Somali’de açlıktan ölen insanlara yardım elini uzatan, Arakan’da katledilen insanlara yardım eden mevcut iktidara karşı “oralarda ne işiniz var, bize ne onlardan” diyecek alçalmış bir toplulukla karşı karşıya kaldığımız yetmez gibi. Rezil ve pespaye bir gezi/çapulcu ruhuyla karşı karşıyayız. TGB gibi oluşumların öncülük ettiği zamanında yakılan köylere, Uludere’ye karşın kılını kıpırdatmayan, "en iyi kürt ölü kürttür" diyen ve çözüm sürecine şiddetle karşı çıkan bu pespaye ruh Uludere'de öldürülen mazlumlar üzerinden vicdanını temizlemeye çalışmaktadır. Kürt varlığını daima reddeden Kürtlerle, ülke dindarlarına eşit derecede nefret duyan bu kitle eyyamcılık yaparak Kürtleri de vandallıklarına çekmeye çalışarak eyyamcılık yapmaktadırlar.
Gezi ruhunu üreten Frenkestein ruhlu medyatörlerin Mısır’da darbe sonrası Rabia’da ve Nahda’da yapılan katliama ve Esad’ın 100 binlerce insanı katletmesine ve kimyasal saldırısına dair bir eleştiri ve haber dahi yapmadığı gibi Boşnak müslümanların katili Miloseviç’i kahraman ilan etmesi kadar bir çok rezilliğine şahit olmaktayız. Gezi ruhuna sahip çıkan sürekli bu ruhun gözlerinden öpen ana muhalefet lideri denizden, karadan ve havadan insanları katleden yüzbin kusur insanı  (bu rakam BM rakamları toplu mezarlar ve kayıplar hariç ) katleden ve iki milyon insanı vatanından eden Esad için bir kere dahi “bu insanları katletme ve mülteci durumuna düşürme aklın ve vicdanın varsa bu işe son ver, bir koltuk için değmez” demedi. Kendi ülkesinin başbakanı için gerek mitinglerde ve toplantılarda gerekse ulusal medya ve uluslar arası medyada defalarca "diktatör" dedi ama diktatörlüğünü yaptığı katliamlarla, mezhebi soykırımlarla, hapsetme ve yok etme eylemlerle ispat eden her tür erdemsizliğe sahip babadan kalma diktatör Esad ve Baas için bir kere dahi diktatör demedi. Bu söylemleri sorgulamayan bir siyasallaşma ve kitlesellik akıl ve vicdanını yitirmiştir artık. Erdoğan öfkesi bir kesimi ‘İrancı’hale getirdi. Bir hocam Cumhuriyet mitingleri için kalpaklı Atatürk ve Lenin posteri taşıyanları bir gün elinde Humeyni posterleri taşırken görürseniz şaşırmayın demişti. Müthiş sosyolojik bir tespitti. Bu günleri de gördük.
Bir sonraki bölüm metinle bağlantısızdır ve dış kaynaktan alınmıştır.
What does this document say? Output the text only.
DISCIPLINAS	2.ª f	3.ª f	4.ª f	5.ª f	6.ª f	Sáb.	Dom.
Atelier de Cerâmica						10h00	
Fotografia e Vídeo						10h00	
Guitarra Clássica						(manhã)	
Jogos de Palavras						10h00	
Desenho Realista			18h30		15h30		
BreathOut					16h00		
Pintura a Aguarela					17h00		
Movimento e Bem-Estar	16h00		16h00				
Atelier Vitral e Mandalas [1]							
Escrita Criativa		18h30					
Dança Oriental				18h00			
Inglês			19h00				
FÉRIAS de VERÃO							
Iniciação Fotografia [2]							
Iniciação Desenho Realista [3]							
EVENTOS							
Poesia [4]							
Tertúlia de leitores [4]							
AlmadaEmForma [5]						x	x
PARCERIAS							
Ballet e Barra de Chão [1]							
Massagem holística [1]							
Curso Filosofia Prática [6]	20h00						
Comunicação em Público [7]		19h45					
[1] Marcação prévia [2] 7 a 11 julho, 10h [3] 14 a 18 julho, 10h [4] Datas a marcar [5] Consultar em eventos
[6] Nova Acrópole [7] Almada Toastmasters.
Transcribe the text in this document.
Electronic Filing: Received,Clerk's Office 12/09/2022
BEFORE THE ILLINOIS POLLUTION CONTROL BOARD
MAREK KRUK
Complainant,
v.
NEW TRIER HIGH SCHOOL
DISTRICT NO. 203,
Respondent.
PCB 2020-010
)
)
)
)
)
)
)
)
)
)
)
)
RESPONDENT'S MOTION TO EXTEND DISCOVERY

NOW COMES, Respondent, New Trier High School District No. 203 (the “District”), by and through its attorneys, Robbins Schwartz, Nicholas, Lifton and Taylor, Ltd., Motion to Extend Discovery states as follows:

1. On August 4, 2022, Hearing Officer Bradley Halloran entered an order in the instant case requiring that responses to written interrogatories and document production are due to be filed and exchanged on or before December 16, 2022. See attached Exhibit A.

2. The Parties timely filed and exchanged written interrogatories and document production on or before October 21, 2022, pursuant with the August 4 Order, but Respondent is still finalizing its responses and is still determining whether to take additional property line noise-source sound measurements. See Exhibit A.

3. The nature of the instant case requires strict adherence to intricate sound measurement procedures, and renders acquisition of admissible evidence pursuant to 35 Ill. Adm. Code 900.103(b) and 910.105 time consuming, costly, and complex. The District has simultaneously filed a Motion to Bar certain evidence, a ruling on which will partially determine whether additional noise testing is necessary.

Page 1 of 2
Bu ülkede hiçte hafife alınmayacak kesime sesleniyorum. Bu kesimdeki siyasallaşmak aklını ve vicdanını yitirme noktasına gelmiştir artık. Barış gününde katil Esed’e destek veren kitlelerin varlığının oluşu aklı ve vicdanını yitirmenin göstergesidir. Eğer Anadoluysanız aklınıza ve vicdanınıza dönmek zorundasınız. Eğer Anadolu’dan uzaklaşırsanız dökülen gözyaşıyla dalga geçer hale gelirsiniz. Anadoluya yani aklınıza ve vicdanınıza dönmek zorundasınız. Eğer Suriye’de, Arakan’da, Filistin’de, Mısır’da ölen Müslümanlar için Somali'de açlıktan ölen dini ne olursa olsun insanlar için üzülmüyorsanız artık Anadolu değilsiniz demektir.